Bonnie Hammer hedged.
One of the most powerful women in her field, when asked the inevitable question of whether women can have it all, Hammer said they can -- but not all at once.
Hammer, who leads the NBCUniversal Cable Entertainment Group, said being successful means being "willing to accept the fact that you won't always feel perfect."
The Westport resident spoke in front of a crowded Schine Auditorium at Sacred Heart University last week in the latest in a series of talks held by Linda McMahon, the former head of WWE and two-time Senate candidate who is also a major Sacred Heart donor. The series features conversations about the challenges facing women in corporate America.
Hammer said balancing her career and family life has been a constant challenge, and she has succeeded by be willing to learn, and to fail. "You have to be willing to work, trip, fall and pick yourself up again," she said.
Hammer's responsibilities include oversight of cable brands including USA, Syfy, E!, Bravo and more. She has been named to Fortune's list of "50 Most Powerful Women" and Vanity Fair's annual list of "Powers That Be."
She said she learned early to strive beyond tasks that she knew well. "You have to pay your dues and do anything someone asks, within reason," she said. "I always volunteered for things a step above what I knew how to do."
Hammer and McMahon have a relationship that dates to the 1990s when McMahon's company, then known as WWF, first aired its flagship cable program on USA. "WWE was the most fun I've had," Hammer said.

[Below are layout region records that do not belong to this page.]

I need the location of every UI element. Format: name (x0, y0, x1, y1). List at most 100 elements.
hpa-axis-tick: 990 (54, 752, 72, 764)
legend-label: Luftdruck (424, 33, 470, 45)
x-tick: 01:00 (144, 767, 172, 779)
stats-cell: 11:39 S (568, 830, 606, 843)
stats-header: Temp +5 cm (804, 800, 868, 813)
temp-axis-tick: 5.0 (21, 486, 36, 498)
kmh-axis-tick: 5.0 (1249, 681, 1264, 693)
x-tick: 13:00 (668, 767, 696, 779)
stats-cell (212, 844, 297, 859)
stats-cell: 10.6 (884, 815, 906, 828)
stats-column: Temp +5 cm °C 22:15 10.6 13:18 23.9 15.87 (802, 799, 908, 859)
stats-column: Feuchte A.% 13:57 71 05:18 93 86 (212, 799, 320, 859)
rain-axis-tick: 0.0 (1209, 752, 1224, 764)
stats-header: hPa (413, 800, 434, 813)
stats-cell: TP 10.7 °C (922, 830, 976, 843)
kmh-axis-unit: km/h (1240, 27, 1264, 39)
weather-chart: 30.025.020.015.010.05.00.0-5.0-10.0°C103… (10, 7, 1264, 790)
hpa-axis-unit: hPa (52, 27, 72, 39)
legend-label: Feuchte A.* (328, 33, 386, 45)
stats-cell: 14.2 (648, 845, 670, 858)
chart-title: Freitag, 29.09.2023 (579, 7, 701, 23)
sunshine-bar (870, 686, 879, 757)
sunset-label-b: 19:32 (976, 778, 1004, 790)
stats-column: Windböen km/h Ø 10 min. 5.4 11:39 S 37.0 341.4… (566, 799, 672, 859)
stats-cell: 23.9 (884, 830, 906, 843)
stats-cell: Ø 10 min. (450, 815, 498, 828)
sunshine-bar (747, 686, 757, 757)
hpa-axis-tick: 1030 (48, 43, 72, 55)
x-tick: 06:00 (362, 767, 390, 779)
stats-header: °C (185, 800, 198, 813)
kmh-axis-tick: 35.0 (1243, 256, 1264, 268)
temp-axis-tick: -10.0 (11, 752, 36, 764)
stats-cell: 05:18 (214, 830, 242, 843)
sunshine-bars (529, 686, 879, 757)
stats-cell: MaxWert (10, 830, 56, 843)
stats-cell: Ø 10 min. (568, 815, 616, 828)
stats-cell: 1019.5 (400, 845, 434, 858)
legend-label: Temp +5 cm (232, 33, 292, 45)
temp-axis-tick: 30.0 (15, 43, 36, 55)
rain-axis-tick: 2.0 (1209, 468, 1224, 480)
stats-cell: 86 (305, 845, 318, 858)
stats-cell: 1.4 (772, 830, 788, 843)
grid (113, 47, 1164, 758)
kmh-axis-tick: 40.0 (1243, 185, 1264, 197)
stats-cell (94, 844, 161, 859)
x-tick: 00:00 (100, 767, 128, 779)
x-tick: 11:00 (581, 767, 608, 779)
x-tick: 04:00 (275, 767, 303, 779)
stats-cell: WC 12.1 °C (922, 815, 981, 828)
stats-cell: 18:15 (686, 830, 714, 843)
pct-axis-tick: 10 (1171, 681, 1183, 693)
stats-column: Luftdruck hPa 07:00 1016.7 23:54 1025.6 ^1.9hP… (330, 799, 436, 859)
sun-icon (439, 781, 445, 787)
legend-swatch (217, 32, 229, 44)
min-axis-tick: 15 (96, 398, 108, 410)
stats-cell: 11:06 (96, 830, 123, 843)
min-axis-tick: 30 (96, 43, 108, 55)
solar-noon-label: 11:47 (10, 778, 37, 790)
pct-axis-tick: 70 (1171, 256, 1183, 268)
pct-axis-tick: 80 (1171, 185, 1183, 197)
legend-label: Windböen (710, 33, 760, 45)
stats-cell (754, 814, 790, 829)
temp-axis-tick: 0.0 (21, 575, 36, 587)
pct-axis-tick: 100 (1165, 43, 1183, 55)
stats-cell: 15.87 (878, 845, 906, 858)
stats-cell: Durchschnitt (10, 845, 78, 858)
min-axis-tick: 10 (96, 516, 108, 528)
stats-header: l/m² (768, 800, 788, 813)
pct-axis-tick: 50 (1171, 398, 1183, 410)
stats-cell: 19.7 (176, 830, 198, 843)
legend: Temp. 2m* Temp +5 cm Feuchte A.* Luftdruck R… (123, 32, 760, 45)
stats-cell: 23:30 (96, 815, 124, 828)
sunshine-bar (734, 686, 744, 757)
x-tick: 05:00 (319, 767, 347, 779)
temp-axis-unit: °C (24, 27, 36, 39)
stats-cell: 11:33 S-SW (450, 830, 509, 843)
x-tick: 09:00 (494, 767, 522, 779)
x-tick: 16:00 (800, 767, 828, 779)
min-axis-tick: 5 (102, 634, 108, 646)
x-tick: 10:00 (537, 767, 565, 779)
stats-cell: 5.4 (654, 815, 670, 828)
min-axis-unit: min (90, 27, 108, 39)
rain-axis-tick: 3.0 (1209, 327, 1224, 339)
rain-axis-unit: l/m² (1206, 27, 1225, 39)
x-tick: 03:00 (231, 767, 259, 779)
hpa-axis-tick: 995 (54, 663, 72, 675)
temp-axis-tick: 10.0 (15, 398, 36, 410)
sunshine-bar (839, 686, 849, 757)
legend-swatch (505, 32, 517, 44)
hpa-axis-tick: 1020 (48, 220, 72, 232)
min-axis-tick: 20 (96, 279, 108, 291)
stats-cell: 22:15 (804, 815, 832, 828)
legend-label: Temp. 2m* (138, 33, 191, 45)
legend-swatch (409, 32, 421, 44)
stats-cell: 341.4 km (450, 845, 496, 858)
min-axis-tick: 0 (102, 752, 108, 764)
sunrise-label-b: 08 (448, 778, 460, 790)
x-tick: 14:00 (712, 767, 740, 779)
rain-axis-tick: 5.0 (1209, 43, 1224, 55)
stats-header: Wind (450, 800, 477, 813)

McMahon, a Greenwich resident, and Hammer each talked about the dearth of women in corporate boardrooms, and how progress is difficult when executives only hire people who remind them of themselves.
"In the boardroom world, there seems to be a need to hire men like all the other men on the board," Hammer said. "It can be difficult to make your voice heard. You don't want to be a contrarian, but you need to know that you come from a different perspective."
She said diversity is essential. "We have to populate the boardroom with more women, and it takes a conscious effort to be comfortable in your own self."
She said she has made an effort to promote women, and seven of the 12 people who report to her directly are women. "Women often prioritize better, often because they have more responsibilities at home," she said.
One key to balancing work and family, she said, is having help. "You have to have a relationship that allows you freedom," she said. "My husband has been a true partner, and there is true give and take."
Hammer also talked about what she said were specific ways that women can hold themselves back from career advancement. "Women are often more afraid of making a mistake. I don't know where that comes from," she said. "Men give themselves a little more freedom to not be perfect all the time. Women judge themselves more and are more susceptible to other people's opinions."
McMahon said failure is part of the learning process. "Experience is a great teacher, and not making the same mistake twice," she said. "You can't be afraid to fail."